Results: CBD-treated cell viability was greater than 95%, and for CBG, it was higher than 88%. MIC for S. mutans with CBD was 20 µM, and 10 µM for CBG. For C. albicans, no inhibitory effect was observed. Multispecies biofilm metabolic activity was reduced by 50.38% with CBD at 125 µg/mL (p = 0.03) and 39.9% with CBG at 62 µg/mL (p = 0.023). CBD exposure at 500 µg/mL reduced the metabolic activity of the formed biofilm by 15.41%, but CBG did not have an effect. CBG at 10 µM caused considerable production of anti-inflammatory mediators such as TGF-β and IL-4 at 12 h. CBD at 10 µM to 20 µM produced the highest amount of IFN-γ.
Conclusion: Both CBG and CBD inhibit S. mutans; they also moderately lower the metabolic activity of multispecies biofilms that form; however, CBD had an effect on biofilms that had already developed.
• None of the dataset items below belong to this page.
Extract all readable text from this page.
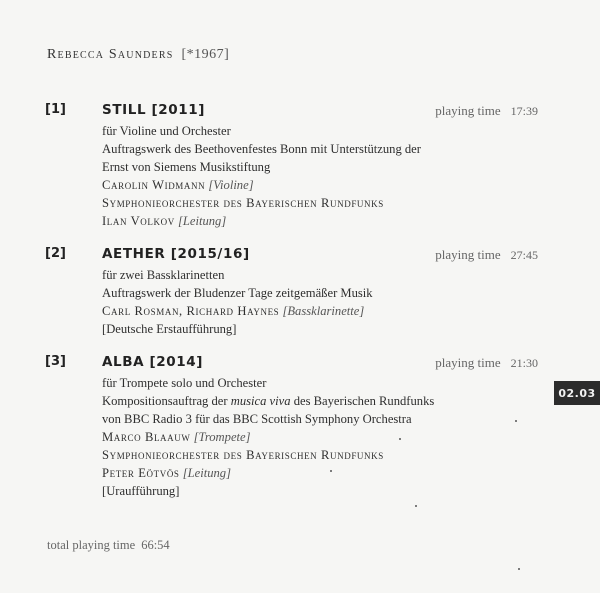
Rebecca Saunders [*1967]
[1]	STILL [2011]	playing time 17:39
für Violine und Orchester
Auftragswerk des Beethovenfestes Bonn mit Unterstützung der
Ernst von Siemens Musikstiftung
Carolin Widmann [Violine]
Symphonieorchester des Bayerischen Rundfunks
Ilan Volkov [Leitung]
[2]	AETHER [2015/16]	playing time 27:45
für zwei Bassklarinetten
Auftragswerk der Bludenzer Tage zeitgemäßer Musik
Carl Rosman, Richard Haynes [Bassklarinette]
[Deutsche Erstaufführung]
[3]	ALBA [2014]	playing time 21:30
für Trompete solo und Orchester
Kompositionsauftrag der musica viva des Bayerischen Rundfunks
von BBC Radio 3 für das BBC Scottish Symphony Orchestra
Marco Blaauw [Trompete]
Symphonieorchester des Bayerischen Rundfunks
Peter Eötvös [Leitung]
[Uraufführung]
02.03
total playing time 66:54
This, together with the production of anti-inflammatory mediators and the maintenance of the viability of mammalian cells from the oral cavity, make these substances promising for clinical use and should be taken into account for future studies.”
“The role of bacteria, together with the production of anti-inflammatory mediators and the maintenance of the viability of mammalian cells from the oral cavity, make these substances promising for clinical use and should be considered for future in vivo studies. In the near future, it will be useful to study Cannabis derivatives uses on biofilm formation as well as to functionalize different regeneration biomaterials with cannabinoids, which could be a useful approach to improve clinical outcomes after periodontal therapy.”